AKP’li meclis üyesi İsmail Yerlikaya ise bölgede alt yapı sorunu olduğunu söyledi. Bununla ilgili MESKİ’nin açıklama yapması gerektiğini anlatan Yerlikaya, “OSB’deki sanayi kuruluşlarının bir çoğu atığı veriyorlar. Ama MESKİ’ye gelin bu atığı kanalizasyon şebekesine verelim dediğinde MESKİ bizim kapasitemiz yetmiyor deniliyor. O yüzden MESKİ kabul etmediği için böyle bir yola gidiliyor. Bu konu ile ilgili siz OSB ile görüşme yapıyor musunuz?. Bu konu ile ilgili Çevre ve Şehircilik İl Müdürlüğü’ne sürekli şikayetler geliyor. Çevre ve Şehircilik analizleri yaptırıp ceza kesiyor. Ama sonuçta bu işin çözülmesi lazım. Bu fabrikayı, tesisleri yapanlar ruhsatları, izinler alıyor. Bu tesisler verilirken kurumlar tarafından izinler veriliyor. Sonuçta bunların çıkan atıkları sisteme vermesi gerekiyor. Veremeyince MESKİ benim kapasitem yok diyor. Kazanlı turizm tesisi ile ilgili o bölgede bir çalışma yapılıyor. OSB ve oradaki yağ fabrikaları ile ilgili bir sıkıntı var. Genel bir çalışma yapılıyor. Onları çözecek bir sistem gerekiyor. MESKİ’de bu konu ile ilgili bir açıklama yaparsa bununla ilgili iyi olur” şeklinde konuştu.

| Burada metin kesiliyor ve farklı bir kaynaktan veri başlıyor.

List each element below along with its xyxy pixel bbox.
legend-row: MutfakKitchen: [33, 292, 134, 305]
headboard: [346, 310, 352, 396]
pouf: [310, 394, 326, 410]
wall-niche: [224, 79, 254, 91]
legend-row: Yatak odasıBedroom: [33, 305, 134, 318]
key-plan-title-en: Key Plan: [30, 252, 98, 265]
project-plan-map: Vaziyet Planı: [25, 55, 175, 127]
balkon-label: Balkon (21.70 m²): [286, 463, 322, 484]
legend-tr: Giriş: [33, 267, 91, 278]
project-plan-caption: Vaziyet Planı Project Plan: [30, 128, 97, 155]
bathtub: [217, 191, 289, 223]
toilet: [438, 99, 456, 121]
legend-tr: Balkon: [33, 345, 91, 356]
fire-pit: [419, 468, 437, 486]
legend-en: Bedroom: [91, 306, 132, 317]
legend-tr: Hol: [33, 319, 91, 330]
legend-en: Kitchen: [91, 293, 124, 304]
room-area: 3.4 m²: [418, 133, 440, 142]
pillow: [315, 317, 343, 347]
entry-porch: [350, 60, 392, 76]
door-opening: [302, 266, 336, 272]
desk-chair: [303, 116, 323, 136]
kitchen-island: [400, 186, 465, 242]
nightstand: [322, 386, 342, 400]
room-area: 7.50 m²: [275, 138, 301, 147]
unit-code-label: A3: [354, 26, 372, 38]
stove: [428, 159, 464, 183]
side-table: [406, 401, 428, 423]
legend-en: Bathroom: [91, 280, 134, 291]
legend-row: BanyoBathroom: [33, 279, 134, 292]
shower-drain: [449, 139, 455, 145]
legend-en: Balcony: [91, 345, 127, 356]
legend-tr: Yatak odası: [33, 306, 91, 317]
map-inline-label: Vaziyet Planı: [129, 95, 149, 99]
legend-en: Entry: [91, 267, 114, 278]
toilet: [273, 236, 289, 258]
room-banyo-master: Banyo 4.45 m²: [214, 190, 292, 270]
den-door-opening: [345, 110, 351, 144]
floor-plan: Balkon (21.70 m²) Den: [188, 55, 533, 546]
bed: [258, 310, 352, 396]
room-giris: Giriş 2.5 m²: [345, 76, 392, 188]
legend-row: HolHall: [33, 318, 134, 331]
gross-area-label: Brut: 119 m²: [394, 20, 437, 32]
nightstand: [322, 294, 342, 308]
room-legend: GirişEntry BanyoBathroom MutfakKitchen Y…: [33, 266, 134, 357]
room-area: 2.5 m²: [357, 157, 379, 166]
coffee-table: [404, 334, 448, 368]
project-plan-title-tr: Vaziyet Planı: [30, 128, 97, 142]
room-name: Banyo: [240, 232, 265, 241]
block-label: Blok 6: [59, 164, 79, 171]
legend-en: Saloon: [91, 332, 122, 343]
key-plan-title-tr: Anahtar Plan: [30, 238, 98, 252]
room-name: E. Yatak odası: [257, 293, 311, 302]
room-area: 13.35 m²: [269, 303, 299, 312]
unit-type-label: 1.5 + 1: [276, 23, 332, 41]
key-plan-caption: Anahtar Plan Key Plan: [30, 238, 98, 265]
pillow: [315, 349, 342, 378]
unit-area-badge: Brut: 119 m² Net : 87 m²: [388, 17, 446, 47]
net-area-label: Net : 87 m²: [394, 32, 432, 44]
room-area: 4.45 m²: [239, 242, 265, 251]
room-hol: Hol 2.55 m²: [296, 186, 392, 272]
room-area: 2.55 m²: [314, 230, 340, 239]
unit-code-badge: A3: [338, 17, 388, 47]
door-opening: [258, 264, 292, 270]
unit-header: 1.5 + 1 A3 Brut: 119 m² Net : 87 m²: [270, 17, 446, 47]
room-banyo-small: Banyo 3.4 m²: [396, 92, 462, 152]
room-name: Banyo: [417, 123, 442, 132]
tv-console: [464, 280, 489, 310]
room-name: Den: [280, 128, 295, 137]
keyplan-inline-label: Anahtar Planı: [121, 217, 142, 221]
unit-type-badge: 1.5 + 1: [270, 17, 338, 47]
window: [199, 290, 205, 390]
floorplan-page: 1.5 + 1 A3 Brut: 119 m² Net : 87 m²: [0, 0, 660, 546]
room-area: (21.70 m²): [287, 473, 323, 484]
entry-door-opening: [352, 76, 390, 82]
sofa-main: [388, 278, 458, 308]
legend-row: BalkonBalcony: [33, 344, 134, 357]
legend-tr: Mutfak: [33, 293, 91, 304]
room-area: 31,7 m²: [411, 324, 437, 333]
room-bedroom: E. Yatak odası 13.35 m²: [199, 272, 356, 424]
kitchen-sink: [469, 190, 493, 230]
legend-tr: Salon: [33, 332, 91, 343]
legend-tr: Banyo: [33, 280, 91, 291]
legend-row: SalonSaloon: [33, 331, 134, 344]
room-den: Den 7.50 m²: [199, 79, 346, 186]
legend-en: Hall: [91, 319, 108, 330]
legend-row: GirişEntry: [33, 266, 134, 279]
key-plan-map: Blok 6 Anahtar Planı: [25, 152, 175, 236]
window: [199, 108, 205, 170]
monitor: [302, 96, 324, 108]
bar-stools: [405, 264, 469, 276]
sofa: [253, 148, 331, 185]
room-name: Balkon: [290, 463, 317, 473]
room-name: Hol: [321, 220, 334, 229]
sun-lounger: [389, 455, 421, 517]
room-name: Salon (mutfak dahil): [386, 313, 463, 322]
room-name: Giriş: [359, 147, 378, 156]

“SORUNUN ÇÖZÜMÜ İÇİN SAÇ AYAKLARI BİR ARAYA GELMELİ”
AKP’li Zafer Şahin Özturan ise çevre ile ilgili konuyu yıllarca kendisinin de takip ettiğini söyledi. Özturan, “Aslında orada Çevre ve Şehircilik İl Müdürlüğü sıkı denetim yaptı. Cezai müeyyidelerde uyguladı. Ama bu işin çözümü adına burada bu sorunun çözülmesi ile ilgili ciddi bir koordine oluşması gerekiyor. Bütün iradelerin bir araya gelerek sonuca nasıl ulaşabiliriz diye toplantılar yapılırsa çözüme ulaşılır. Bu sular bırakıldığı zaman mahalle sakinleri ciddi sıkıntılar yaşıyor. Firmalara cezalarda yazılıyor. Bu sorunun çözümü için saç ayakları oturup bir araya gelmeli” ifadelerini kullandı.